The Atacama Desert in Chile is one of the driest places on Earth. After decades without rainfall, the soil has built up a number of minerals that create an exceptionally salty environment—just like on Mars. This makes it the perfect testing ground for future missions.
That’s why Stephen Pointing, a professor of microbial ecology at Yale, and his team chose to analyze microbial life under the surface of the Atacama. They spent a month in the desert looking for life by sending commands to a mock-up Mars 2020 rover as if it were on Mars. That meant all command signals were sent with long delays, and the rover traveled at the same slow speeds that it would on the planet’s surface.
As they published in Frontiers today, while they did find life under the desert’s surface, it wasn’t consistent. “My research group has for several years been finding life gets patchy the more extreme conditions get in deserts. But I wasn’t expecting it to this degree,” says Pointing. “If you take a drill, chances are every 10 centimeters or so you will encounter a lifeless zone.”

Those lifeless zones are associated with extremely salty areas of the soil, but there are no clues on the surface as to whether life is likely to be found underneath or not. If Mars is the same, the hunt for life just beneath its surface will be like finding a needle in haystack.
“While this will make detection more challenging, our findings provide possible signposts to guide the exploration for life on Mars, demonstrating that it is possible to detect life with smart robotic search and sampling strategies,” coauthors Nathalie Cabrol and Kim Warren-Rhodes of the SETI Institute wrote in a press release.
Pointing’s team will now pass the information it has gleaned to NASA researchers who are currently planning how and where the new rover will go about hunting for life.

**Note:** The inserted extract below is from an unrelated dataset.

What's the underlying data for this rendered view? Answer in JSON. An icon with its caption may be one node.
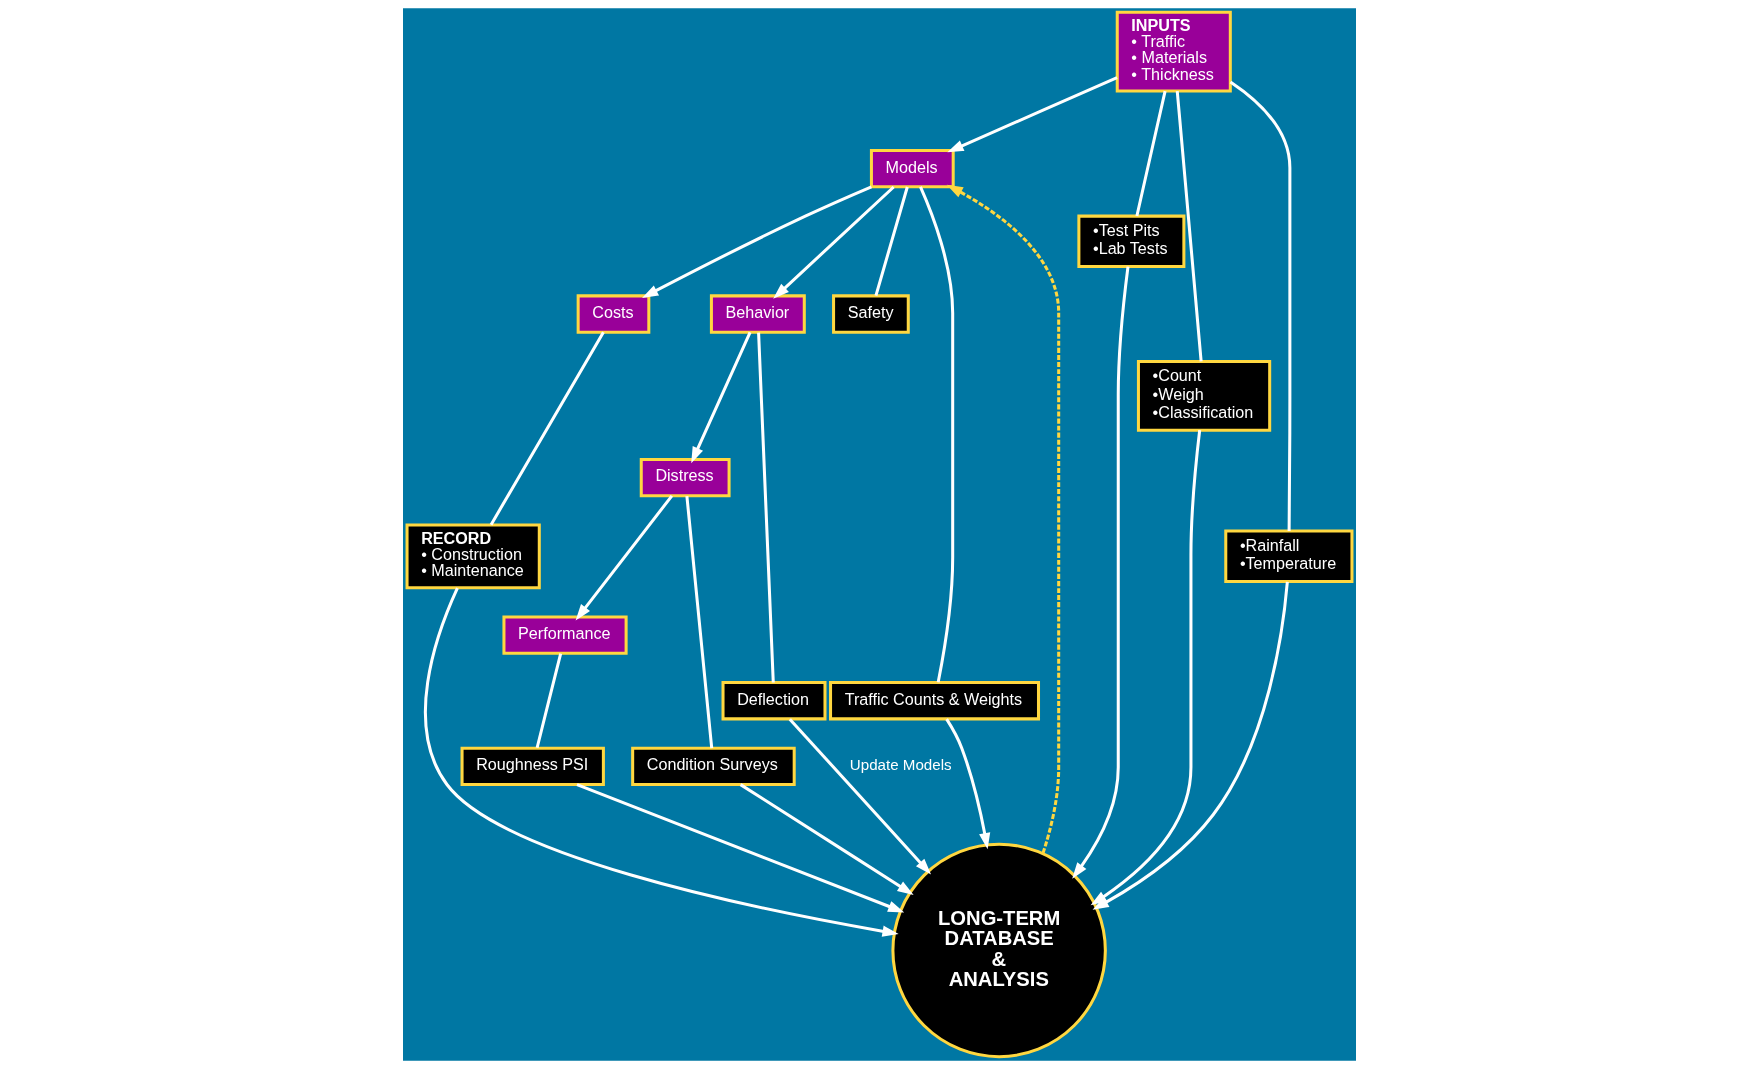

The life the researchers did find in the Atacama consisted of extremely tough bacteria that are also seen in the dry deserts of western China and the Antarctic. “The closest cousins are those you might find in high Tibetan lakes that are extremely salty,” says Pointing. “These bacteria are a step up the macho chain. They are not only salt tolerant, but can also tolerate drying out completely.”
Pointing says that if the bacteria found in the Atacama desert were transported to Mars, he would expect they would be able to survive there—if they were able to obtain water often enough. If we ever do find life in the Martian subsurface, these bacteria might be what’s waiting for us.